简体   繁体   中英

Using Python's QtWebkit to render Javascript-based page, get QThread: Destroyed while thread is still running

I'm trying to write a Beautifulsoup crawler for a web page that's loaded via JavaScript, which Beautifulsoup can't parse. To work around this, I followed this tutorial on rendering the page with QtWebkit before extracting all of the hrefs in the page from the resulting HTML with Beautifulsoup.

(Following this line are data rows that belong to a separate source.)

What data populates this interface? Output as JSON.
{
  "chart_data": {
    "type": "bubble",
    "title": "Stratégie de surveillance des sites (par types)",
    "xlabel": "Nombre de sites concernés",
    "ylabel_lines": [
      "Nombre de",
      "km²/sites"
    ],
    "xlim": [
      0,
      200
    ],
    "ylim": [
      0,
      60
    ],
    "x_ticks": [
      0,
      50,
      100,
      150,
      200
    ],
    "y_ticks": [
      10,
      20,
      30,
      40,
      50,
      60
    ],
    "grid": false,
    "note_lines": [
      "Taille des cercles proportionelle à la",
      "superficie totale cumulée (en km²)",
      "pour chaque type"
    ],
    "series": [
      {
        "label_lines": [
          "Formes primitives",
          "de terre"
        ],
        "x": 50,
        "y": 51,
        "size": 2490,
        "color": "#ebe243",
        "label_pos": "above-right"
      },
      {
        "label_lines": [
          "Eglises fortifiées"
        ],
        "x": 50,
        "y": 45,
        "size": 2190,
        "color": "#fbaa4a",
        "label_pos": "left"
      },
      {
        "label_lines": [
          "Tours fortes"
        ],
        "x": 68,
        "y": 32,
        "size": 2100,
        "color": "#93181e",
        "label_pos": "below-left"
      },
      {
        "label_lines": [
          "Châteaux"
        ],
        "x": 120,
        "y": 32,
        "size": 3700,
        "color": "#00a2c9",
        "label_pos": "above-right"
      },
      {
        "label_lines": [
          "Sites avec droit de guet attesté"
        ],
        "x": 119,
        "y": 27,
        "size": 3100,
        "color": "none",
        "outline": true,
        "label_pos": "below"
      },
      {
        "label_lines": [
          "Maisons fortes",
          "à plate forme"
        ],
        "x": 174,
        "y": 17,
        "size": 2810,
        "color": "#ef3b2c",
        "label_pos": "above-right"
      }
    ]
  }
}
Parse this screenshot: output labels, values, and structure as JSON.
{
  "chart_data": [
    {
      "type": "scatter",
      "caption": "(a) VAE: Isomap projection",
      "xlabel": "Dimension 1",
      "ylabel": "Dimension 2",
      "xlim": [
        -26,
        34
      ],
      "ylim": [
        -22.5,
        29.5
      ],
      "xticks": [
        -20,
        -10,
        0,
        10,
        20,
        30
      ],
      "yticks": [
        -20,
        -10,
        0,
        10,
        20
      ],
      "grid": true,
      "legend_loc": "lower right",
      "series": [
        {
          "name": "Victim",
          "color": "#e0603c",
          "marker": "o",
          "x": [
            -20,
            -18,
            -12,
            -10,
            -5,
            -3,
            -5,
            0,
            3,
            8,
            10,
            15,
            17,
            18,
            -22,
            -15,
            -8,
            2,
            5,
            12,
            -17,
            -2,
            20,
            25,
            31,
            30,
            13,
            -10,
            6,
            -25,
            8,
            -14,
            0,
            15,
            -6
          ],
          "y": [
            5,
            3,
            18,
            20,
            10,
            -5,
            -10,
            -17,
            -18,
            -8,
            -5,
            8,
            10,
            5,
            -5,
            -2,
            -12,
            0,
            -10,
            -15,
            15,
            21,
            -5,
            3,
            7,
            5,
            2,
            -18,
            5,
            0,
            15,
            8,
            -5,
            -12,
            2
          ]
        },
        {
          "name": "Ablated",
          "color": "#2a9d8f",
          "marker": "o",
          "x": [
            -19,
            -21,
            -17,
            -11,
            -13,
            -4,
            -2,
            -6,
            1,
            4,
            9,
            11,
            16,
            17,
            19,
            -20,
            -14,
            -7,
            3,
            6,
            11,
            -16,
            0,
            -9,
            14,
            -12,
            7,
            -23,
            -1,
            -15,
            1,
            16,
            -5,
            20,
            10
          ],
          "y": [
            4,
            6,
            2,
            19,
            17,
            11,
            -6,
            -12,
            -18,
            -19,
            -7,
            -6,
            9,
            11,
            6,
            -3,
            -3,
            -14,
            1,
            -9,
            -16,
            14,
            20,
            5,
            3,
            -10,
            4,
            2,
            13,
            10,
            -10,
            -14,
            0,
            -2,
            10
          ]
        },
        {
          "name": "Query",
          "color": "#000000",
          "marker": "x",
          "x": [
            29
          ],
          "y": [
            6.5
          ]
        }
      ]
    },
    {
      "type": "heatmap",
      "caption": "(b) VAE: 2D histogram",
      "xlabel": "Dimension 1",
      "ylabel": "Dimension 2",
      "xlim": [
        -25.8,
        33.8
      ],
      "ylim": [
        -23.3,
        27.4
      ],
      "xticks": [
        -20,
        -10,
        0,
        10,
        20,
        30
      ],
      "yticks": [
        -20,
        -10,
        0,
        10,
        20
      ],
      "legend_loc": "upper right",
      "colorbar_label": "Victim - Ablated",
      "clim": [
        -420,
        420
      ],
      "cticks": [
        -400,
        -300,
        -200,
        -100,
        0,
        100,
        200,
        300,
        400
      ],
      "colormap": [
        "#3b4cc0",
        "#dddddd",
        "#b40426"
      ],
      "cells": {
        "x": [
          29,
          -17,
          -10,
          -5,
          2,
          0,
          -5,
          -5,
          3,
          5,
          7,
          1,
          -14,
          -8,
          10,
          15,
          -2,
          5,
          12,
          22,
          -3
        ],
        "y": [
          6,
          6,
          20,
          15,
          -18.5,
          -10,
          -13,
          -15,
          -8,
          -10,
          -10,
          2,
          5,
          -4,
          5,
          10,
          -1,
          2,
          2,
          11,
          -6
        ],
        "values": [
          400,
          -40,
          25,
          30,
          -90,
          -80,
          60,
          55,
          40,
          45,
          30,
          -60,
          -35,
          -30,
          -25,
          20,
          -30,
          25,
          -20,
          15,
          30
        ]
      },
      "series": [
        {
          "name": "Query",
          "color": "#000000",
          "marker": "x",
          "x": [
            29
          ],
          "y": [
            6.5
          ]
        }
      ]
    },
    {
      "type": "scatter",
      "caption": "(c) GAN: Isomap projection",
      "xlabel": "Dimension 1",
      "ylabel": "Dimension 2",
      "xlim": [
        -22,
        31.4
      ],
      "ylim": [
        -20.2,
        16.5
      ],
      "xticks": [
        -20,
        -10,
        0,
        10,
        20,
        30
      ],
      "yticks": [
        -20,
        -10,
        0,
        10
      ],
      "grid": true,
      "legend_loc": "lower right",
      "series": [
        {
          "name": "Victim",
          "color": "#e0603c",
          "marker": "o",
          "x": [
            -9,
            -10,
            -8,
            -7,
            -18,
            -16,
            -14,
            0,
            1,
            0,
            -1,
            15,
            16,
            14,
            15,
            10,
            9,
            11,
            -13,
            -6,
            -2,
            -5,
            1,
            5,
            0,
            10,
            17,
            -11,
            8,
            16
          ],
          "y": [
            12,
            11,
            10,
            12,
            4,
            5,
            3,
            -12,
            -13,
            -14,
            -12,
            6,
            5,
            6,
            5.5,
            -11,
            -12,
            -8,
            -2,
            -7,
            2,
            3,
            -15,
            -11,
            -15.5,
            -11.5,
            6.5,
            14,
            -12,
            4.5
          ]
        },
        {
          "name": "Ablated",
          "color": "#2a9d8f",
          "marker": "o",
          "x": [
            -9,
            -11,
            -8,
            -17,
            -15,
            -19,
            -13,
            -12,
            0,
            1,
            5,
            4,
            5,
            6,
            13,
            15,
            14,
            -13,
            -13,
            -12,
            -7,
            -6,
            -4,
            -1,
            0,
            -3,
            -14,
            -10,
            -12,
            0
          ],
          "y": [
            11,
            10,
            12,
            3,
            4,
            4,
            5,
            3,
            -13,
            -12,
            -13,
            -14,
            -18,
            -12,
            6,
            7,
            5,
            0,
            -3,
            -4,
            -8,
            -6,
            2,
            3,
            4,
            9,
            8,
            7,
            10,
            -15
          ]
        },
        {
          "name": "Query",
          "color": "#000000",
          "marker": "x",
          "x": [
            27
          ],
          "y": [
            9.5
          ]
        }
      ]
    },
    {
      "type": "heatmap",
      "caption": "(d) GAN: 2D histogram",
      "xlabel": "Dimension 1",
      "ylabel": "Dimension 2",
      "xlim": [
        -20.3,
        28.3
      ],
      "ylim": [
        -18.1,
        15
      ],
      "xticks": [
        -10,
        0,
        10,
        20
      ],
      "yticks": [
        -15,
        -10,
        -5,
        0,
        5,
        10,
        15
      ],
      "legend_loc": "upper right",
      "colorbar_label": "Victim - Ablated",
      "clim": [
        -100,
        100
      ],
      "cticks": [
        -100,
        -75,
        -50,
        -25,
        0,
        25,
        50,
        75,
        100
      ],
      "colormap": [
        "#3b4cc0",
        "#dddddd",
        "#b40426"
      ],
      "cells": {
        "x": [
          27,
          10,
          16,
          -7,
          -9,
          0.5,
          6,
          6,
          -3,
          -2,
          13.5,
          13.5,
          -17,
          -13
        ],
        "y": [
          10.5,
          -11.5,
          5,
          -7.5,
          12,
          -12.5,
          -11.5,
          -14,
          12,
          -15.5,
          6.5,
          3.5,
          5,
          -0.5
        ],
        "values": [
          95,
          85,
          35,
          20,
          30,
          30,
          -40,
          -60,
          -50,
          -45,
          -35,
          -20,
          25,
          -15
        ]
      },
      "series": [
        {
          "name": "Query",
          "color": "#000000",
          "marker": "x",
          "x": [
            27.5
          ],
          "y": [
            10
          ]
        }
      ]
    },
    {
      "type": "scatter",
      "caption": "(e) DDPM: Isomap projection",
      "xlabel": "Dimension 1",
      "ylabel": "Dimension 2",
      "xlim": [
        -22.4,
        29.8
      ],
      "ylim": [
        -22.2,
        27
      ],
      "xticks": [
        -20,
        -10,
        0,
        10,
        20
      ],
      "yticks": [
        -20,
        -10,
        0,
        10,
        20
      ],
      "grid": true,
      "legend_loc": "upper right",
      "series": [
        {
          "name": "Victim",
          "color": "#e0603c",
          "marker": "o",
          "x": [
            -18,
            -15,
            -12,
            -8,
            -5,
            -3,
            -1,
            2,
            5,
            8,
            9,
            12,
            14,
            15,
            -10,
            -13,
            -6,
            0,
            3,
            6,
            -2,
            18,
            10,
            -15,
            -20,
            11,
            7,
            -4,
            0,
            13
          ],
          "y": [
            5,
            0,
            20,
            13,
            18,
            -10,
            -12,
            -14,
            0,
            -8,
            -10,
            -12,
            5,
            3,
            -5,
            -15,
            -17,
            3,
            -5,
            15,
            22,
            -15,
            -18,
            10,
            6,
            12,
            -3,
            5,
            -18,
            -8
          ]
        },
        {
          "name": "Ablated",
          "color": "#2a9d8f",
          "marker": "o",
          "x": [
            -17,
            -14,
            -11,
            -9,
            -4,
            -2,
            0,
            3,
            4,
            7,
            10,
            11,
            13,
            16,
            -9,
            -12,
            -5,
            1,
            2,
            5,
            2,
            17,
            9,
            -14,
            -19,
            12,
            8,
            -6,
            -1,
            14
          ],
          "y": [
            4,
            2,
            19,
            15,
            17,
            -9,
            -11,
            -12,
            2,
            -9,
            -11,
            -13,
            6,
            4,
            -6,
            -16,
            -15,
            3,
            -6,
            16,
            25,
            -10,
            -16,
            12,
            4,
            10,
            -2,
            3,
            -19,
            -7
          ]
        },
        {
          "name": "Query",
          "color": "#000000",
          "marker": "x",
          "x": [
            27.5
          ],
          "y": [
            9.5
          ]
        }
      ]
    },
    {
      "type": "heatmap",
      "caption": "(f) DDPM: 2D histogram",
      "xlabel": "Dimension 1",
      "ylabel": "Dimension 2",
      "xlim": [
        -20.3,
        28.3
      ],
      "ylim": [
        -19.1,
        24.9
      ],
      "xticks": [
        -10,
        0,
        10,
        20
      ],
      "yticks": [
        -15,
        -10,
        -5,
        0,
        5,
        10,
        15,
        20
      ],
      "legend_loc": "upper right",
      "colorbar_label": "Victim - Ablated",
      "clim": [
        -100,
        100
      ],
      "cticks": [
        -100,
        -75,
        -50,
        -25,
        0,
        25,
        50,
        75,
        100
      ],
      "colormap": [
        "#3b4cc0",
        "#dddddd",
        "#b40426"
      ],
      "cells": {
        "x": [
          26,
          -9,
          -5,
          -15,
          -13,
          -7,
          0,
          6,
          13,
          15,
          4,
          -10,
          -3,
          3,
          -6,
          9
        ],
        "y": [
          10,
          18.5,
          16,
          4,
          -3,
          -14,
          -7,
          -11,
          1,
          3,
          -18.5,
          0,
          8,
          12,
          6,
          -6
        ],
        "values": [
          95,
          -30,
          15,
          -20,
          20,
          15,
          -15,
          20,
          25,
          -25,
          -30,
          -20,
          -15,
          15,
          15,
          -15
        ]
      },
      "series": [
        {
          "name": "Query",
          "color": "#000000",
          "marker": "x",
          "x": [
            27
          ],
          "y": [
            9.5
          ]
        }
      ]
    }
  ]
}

However, the page scraping is very large, and before it has finished getting these links it throws the error "QThread: Destroyed while thread is still running". Numerous people have posted questions about this error and received answers, however these were all for much more complex projects that had PyQT at the core of the application, so these responses assume familiarity with the library and I'm having real trouble trying to apply them to my case.

It seems like I need to keep the thread from being garbage collected by saving it in a variable, but the correct way to do this eludes me.

Here is my code:

import sys
from PyQt4.QtGui import *  
from PyQt4.QtCore import *  
from PyQt4.QtWebKit import *  
from bs4 import BeautifulSoup

class Render(QWebPage):  
  def __init__(self, url):  
    self.app = QApplication(sys.argv)  
    QWebPage.__init__(self)

    self.loadFinished.connect(self._loadFinished)  
    self.mainFrame().load(QUrl(url))  
    self.app.exec_()  

  def _loadFinished(self, result):  
    self.frame = self.mainFrame()  
    self.app.quit()  

url = 'http://www.lolesports.com/en_US/msi/msi_2016/schedule/default'  
r = Render(url)  
result = r.frame.toHtml()

soup = BeautifulSoup(result, "html.parser")
for link in soup.find_all('a'):
    print(link.get('href'))

There is nothing obviously wrong with the script, and apart from a few harmless Qt warning messages, it seems to work more or less as expected.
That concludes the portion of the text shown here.